By | March 15, 2010, 6:58 AM PDT

The next-generation radio-frequency identification tag may be impossible to copy.

San Jose, Calif.-based Verayo says it has developed a new, counterfeit-poof RFID chip that uses the minute manufacturing flaws present on every chip as the basis for unique identification and security.

RFID tags, which are used in as diverse environments as the federal government, retail stores, corporate identification tags and your passport, have been the subject of great debate because they transmit information using radio waves, which can be intercepted.

In the case of a U.S. passport, the tags contain a digitized, encrypted version of the information that’s printed on the last page — meaning anyone who successfully eavesdrops on that transmission could walk away with your identity.

Cryptography helps prevent the copying, but it’s not foolproof, and it makes the chips more expensive.

Verayo’s chips, on the other hand, base their security on the fact that no two chips are exactly alike.

MIT Technology Review explains:

The components of a computer circuit are measured in billionths of a meter. So a stray atom here or there during manufacturing can cause a wire to turn out slightly thicker or thinner than the specs call for. That leads to miniscule variations in how fast the circuit works, and there’s nothing that can be done to prevent it.

So instead of trying to prevent it, Srini Devadas, an electrical engineering professor at MIT and the founder and chief technology officer at Verayo, decided to exploit it. A signal traveling through a simple circuit will go faster or slower depending on these physical variations. By sending a series of signals through, and measuring how fast they travel, he can generate a string of numbers unique to each circuit. This has been dubbed a “physical unclonable function”–PUF for short.
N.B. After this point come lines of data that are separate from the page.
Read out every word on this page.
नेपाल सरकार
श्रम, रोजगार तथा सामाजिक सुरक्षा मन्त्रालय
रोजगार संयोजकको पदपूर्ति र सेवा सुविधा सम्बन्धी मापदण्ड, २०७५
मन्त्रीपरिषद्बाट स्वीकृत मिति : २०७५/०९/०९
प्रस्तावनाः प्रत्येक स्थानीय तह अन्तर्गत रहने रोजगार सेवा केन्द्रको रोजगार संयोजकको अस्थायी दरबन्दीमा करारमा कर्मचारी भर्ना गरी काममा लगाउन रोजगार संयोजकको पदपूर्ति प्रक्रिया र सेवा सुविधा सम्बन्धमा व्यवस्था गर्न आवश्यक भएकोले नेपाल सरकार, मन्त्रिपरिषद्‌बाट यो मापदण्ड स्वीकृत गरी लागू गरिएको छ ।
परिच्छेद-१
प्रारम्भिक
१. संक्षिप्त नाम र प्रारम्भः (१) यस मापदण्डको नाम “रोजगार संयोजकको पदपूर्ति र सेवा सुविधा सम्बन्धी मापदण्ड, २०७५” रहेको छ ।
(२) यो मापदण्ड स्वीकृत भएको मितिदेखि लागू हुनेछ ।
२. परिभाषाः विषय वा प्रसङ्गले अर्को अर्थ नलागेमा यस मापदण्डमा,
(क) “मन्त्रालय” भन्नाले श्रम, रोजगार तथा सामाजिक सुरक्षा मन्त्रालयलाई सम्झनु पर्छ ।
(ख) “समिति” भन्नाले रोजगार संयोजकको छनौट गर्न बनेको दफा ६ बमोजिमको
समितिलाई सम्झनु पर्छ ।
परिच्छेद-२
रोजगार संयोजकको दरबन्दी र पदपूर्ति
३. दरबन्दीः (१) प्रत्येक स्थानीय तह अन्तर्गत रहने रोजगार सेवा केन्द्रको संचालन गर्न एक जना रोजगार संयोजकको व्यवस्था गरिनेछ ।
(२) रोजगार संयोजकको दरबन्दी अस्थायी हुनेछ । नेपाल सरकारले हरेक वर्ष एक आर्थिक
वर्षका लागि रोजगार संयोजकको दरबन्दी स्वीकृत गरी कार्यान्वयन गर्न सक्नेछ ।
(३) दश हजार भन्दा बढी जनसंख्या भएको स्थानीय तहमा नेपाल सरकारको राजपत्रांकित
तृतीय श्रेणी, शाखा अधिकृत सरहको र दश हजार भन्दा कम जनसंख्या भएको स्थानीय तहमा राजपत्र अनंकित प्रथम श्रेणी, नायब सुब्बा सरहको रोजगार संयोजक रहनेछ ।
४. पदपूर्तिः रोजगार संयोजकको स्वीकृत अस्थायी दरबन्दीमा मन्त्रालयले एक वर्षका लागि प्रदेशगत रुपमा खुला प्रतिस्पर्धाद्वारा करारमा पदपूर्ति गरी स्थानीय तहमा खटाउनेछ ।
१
Run those numbers through a series of secret mathematical equations, and security officials end up with a series of challenge and response pairs unique to each chip, since each PUF is different.

Voilà: instant security.

The only downside? That list of challenge-response pairs must be itself kept secret on the back-end, or else the whole system is cracked.

Verayo says the system is merely intended to be one authentication step in a complete cryptographic system, so it’s no silver bullet.

But for disposable RFID tags that don’t need prohibitively expensive security solutions, this might do the trick.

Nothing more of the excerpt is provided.